BACK ON CARN BREA
On leaving the moor the hare headed as if to return to Tregonebris, but in the dip below the stone-circle he suddenly changed his course and made straight for Brea. He had that instant formed the resolve to forage on the farm there and to harbour afterwards on his native hill. His panic pace, even more the staring eyes turned ever behind him, bespoke his nervous condition; but the farther he went the more composed he grew, and he was almost his normal self by the time he reached his destination.
There he roamed in search of food from pasture to pasture, wondering to see the change that had come over them since his early leveret days. Then the corn and the grass rose high above his head; he recalled how he had stood on his hind legs and looked over the array of ears; now there was not herbage enough to cover his pads. But despite the nakedness of the enclosures he experienced no sense of strangeness: the bushes on the hedges, the gates, the gaps and the linhay in the field beyond the old mine-heaps were the same as ever. He remembered them all, even the hole in the wall of the three-cornered enclosure; and through this, in the small hours, he squeezed his way to the turnip-field that runs like a narrow promontory into the waste. The sight of the turnips gladdened his eyes, for he had gleaned little on the closely browsed grass-land and was very hungry.
He at once pared the rind from one of the roots and began feasting on the succulent pulp. The stars shone bright, the fleecy clouds moved slowly, and the light wind scarcely breathed a sigh on the open waste where some curlews were whistling. The hare took no notice of their calls, but at the startled cry of a plover he at once sprang to the top of the wall, to learn, if he could, what had disturbed it. He scanned the face of the moor carefully without seeing any sign of a marauder, so at length returned to the half-eaten root and consumed it without further interruption.
The night was nearly gone before he withdrew, not following the way he had come, but leaping the wall and crossing the corner of the moor to the partly-upturned field. Here a plough in the furrow caught his eye and caused him to swerve from his path. Yet suspicious as he was of the plough he passed close to a bucket of mushrooms in the Five Acres, where he stood on a mound to gaze at the silent homestead and at Carn Brea before he set off for the hill. Then, as though the fading stars warned him of the need to hurry, he went at so brisk a pace that the noise of his pads on the bridle-track sounded quite distinct in the stillness of the dawn. At the foot of the long slope he quickly laid his maze; he threaded his way up and up past the Pilgrim’s Spring almost to the chantry, and chose a seat amongst the bracken within a few yards of the spot where he was born.

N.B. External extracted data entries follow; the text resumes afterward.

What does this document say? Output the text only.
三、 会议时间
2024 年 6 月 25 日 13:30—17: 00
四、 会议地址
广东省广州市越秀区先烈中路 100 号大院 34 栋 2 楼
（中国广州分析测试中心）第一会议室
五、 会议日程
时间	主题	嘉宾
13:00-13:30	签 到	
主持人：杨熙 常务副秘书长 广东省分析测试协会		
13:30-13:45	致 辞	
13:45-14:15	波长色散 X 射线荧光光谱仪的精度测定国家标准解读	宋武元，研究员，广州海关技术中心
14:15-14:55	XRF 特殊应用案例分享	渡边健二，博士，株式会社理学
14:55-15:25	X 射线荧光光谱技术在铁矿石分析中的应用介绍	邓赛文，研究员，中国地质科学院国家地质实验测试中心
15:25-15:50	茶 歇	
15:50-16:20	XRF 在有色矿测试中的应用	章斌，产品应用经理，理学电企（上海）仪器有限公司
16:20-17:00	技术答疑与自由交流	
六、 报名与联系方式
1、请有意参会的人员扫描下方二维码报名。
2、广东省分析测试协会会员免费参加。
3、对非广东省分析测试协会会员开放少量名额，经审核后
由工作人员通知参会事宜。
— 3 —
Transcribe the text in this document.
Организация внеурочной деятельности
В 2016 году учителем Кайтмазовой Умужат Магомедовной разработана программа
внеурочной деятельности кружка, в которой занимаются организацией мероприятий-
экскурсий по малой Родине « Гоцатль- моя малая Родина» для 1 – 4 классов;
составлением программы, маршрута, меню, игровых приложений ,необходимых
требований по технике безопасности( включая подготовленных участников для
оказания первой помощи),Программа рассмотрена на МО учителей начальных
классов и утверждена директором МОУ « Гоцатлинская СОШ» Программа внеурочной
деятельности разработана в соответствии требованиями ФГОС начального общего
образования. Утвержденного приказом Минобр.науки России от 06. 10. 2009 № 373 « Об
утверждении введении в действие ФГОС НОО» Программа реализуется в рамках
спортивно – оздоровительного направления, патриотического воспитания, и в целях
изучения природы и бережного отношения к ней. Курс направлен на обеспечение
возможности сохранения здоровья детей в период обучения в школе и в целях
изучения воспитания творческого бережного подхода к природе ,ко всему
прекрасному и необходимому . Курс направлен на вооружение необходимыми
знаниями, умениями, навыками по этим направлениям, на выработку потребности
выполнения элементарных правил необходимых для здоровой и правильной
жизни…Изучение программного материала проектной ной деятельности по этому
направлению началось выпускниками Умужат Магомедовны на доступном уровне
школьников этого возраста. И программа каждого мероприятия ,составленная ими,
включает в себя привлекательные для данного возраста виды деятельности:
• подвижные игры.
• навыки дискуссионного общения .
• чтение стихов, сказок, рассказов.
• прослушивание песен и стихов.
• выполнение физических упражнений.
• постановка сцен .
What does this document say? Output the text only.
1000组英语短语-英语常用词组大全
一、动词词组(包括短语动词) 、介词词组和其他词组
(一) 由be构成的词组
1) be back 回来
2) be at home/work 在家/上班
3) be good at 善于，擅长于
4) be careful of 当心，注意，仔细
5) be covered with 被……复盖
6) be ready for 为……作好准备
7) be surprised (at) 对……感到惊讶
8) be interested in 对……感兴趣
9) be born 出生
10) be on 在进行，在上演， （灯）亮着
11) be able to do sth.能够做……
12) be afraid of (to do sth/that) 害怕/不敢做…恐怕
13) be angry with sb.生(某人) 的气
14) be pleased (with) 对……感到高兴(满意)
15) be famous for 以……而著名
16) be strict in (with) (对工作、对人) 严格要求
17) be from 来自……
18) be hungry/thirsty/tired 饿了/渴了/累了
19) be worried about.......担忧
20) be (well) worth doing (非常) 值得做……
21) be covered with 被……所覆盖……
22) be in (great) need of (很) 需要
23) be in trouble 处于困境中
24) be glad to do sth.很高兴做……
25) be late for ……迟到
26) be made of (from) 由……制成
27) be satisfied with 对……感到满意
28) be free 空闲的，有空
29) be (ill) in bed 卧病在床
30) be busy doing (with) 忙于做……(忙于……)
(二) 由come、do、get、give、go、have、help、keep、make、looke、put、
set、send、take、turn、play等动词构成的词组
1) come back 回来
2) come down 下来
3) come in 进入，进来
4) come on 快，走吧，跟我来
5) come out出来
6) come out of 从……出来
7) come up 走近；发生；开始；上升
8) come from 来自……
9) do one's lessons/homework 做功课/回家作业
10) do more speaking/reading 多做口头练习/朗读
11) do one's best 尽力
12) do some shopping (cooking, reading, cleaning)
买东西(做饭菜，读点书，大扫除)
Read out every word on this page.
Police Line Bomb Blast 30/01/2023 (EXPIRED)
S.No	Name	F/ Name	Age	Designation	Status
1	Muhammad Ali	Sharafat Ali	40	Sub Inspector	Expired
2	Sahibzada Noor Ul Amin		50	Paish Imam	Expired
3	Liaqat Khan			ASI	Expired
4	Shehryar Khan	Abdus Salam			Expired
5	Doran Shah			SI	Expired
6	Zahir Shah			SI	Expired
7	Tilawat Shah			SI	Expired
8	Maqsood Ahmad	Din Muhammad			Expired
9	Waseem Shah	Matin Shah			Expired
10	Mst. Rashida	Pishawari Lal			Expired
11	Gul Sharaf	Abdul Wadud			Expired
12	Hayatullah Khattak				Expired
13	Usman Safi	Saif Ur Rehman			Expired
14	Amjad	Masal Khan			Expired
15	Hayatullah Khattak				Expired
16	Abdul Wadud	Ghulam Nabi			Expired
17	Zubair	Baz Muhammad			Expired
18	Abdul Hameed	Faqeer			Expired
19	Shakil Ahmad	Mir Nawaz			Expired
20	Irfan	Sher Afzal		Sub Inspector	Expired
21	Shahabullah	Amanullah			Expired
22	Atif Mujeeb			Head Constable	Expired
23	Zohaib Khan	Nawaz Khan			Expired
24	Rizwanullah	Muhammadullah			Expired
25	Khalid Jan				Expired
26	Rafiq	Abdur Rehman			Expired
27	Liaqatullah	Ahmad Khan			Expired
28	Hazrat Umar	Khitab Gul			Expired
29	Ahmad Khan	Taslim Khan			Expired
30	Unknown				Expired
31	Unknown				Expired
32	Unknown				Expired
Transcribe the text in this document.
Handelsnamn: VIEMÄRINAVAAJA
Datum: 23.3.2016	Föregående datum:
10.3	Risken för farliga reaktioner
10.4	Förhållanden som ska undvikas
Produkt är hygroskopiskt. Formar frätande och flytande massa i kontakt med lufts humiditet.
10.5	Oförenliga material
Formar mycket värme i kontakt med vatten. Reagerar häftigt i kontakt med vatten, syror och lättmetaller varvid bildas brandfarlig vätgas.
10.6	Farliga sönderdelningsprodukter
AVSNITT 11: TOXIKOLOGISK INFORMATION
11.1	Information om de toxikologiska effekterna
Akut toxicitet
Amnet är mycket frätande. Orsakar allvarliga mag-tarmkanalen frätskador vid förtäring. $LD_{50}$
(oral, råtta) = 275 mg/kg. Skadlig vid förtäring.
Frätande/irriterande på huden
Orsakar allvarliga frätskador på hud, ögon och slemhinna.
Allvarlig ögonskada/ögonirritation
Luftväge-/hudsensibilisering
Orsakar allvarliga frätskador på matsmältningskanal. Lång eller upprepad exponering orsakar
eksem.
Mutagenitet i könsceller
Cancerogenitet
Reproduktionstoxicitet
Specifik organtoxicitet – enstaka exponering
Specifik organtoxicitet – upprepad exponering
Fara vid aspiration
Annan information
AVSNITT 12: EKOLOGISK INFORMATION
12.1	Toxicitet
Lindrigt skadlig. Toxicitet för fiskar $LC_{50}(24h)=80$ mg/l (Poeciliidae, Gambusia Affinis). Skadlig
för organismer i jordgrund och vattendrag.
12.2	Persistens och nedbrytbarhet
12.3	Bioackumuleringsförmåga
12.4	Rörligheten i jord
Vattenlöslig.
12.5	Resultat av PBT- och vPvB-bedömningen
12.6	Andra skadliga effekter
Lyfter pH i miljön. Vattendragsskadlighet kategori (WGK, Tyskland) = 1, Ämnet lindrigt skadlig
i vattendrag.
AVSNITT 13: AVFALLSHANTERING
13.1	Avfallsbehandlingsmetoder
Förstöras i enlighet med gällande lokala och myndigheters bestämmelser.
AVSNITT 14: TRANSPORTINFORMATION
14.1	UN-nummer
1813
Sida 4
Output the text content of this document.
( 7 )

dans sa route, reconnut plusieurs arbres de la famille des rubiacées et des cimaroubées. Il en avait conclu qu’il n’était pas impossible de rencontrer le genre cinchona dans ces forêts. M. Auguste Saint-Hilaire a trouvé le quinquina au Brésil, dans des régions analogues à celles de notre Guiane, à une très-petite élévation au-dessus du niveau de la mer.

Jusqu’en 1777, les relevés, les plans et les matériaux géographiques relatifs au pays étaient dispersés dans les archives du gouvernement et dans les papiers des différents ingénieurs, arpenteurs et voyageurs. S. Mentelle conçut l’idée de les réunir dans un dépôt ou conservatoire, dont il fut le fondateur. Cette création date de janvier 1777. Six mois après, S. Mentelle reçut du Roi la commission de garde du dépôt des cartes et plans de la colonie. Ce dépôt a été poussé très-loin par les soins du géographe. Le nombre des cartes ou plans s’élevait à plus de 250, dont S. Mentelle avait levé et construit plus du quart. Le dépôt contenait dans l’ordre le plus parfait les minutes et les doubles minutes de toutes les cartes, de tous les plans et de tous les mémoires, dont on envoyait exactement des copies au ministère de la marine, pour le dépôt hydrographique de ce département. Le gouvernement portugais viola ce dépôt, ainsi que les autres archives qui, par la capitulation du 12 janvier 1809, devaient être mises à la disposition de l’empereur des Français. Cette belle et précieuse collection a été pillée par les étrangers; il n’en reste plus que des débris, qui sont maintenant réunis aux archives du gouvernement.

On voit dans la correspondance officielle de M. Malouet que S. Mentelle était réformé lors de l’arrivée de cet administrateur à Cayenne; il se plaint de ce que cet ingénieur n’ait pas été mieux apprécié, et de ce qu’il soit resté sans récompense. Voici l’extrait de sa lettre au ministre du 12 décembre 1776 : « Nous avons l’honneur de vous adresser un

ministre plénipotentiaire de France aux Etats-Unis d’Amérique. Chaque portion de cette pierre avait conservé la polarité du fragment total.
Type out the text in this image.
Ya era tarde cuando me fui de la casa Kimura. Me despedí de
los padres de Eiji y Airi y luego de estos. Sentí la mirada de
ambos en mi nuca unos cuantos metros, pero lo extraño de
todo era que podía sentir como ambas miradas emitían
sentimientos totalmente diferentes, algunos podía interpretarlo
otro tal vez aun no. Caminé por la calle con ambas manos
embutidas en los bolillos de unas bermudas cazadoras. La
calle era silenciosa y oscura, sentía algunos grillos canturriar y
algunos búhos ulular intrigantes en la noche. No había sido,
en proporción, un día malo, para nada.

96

Five months had passed since he sat there, but he felt quite at home. As the light grew, the outlook commanded a well-remembered prospect, albeit the vegetation had greatly changed. His young eyes had beheld it fresh and green; now all was sere and tinted with the colours of decay. Yet the herbage thus blended so wondrously with the russet of his coat that he was not to be distinguished from his surroundings. He seemed a part of the rich mantle which draped the giant shoulders of the hill down to the very verge of the farm, where all was grey and sombre save the bright gold of the sycamore by the dairy window.
Presently the farmer crossed the yard to the shed for the oxen and drove them along the lane to the half-ploughed field, followed by the watchful gulls, which came flying in from the cliffs in such numbers that the long furrow in the wake of the plough was soon white with their forms.
The hare was an interested spectator of all this movement; indeed everything that moved claimed his notice; not a leaf of the sycamore fell but it caught his eye. Stirred by association, old memories, too, came flocking back; once more he was a tiny leveret listening to the whispered monition of his mother, “Sit still, dears, till I come back”; once more he was sitting beside his little sister hearkening to the voices of the night that always died away before the footfall of their mother broke the silence of the dawn and set their hearts aflutter with delight. Then, though he strove to repress all sinister recollections, he rehearsed the visit of the vixen; a glint of the pool on the distant moor called up the horrors of the previous day.
But the most trifling incident diverted his attention; soon he was occupied in watching a red admiral which had settled on a bramble leaf and kept opening and shutting its gorgeous wings, as if for his distraction.
So hour after hour passed in the warm light that bathed the hill and touched with a velvety softness even the old chantry and the granite boulders, till at length the sun sank behind the sea, leaving plain and upland to the mystery of night and the glories of the full moon.